The more information chemical providers have, the better, Radwan says. “When we know the problem we are trying to solve and the environment it’s in, we can run simulations in the lab and deliver a successful treatment almost 100% of the time,” he relates.
Radwan indicates TenEx plans to extend its nanotechnology beyond its current applications, which include stimulating wells and protecting parent wells from frac hits. “For example, we are investigating whether nanoparticles can augment corrosion inhibitors,” he says. “Most inhibitors work by coating the surface to create a barrier between it and the corrosive materials.
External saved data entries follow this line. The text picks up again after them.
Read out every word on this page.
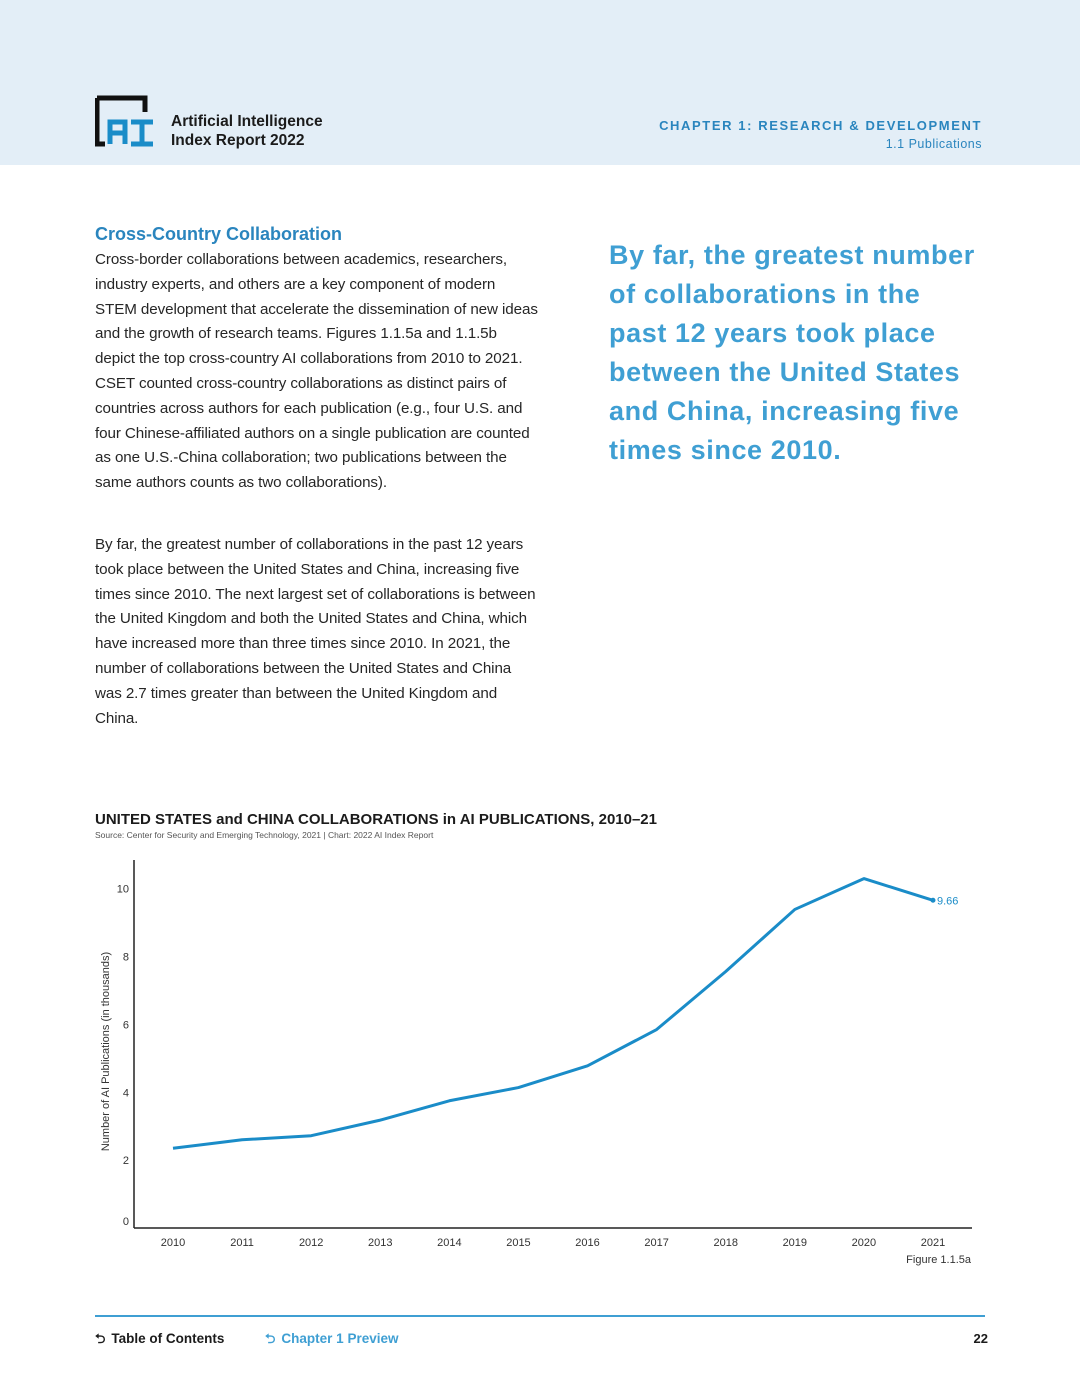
Artificial Intelligence
Index Report 2022
CHAPTER 1: RESEARCH & DEVELOPMENT
1.1 Publications
Cross-Country Collaboration
Cross-border collaborations between academics, researchers, industry experts, and others are a key component of modern STEM development that accelerate the dissemination of new ideas and the growth of research teams. Figures 1.1.5a and 1.1.5b depict the top cross-country AI collaborations from 2010 to 2021. CSET counted cross-country collaborations as distinct pairs of countries across authors for each publication (e.g., four U.S. and four Chinese-affiliated authors on a single publication are counted as one U.S.-China collaboration; two publications between the same authors counts as two collaborations).
By far, the greatest number of collaborations in the past 12 years took place between the United States and China, increasing five times since 2010. The next largest set of collaborations is between the United Kingdom and both the United States and China, which have increased more than three times since 2010. In 2021, the number of collaborations between the United States and China was 2.7 times greater than between the United Kingdom and China.
By far, the greatest number of collaborations in the past 12 years took place between the United States and China, increasing five times since 2010.
UNITED STATES and CHINA COLLABORATIONS in AI PUBLICATIONS, 2010–21
Source: Center for Security and Emerging Technology, 2021 | Chart: 2022 AI Index Report
0
2
4
6
8
10
2010	2011	2012	2013	2014	2015	2016	2017	2018	2019	2020	2021
Number of AI Publications (in thousands)
9.66
Figure 1.1.5a
⮌ Table of Contents	⮌ Chapter 1 Preview	22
If the inhibitors fail to bond with the surface, they will be ineffective.
“Many of our nanoparticles are magnetic, so they may be able to help inhibitors attach to metal surfaces,” he suggests. “In lab tests, we have even seen cases where the nanoparticles coat the surface and provide corrosion protection by themselves.”
The company also is looking at using nanoparticles to remove wax and paraffin from tubing rather than targeting the formation, Radwan shares. “In the second half of the year, we hope to introduce a water-based nanofluid that dissolves paraffins and wax inside tubing, then coats the tubing to keep them from resolidifying,” he says. “We think it will be a game changer, because it will offer a safe, environmentally friendly, and long-term solution to a common problem.”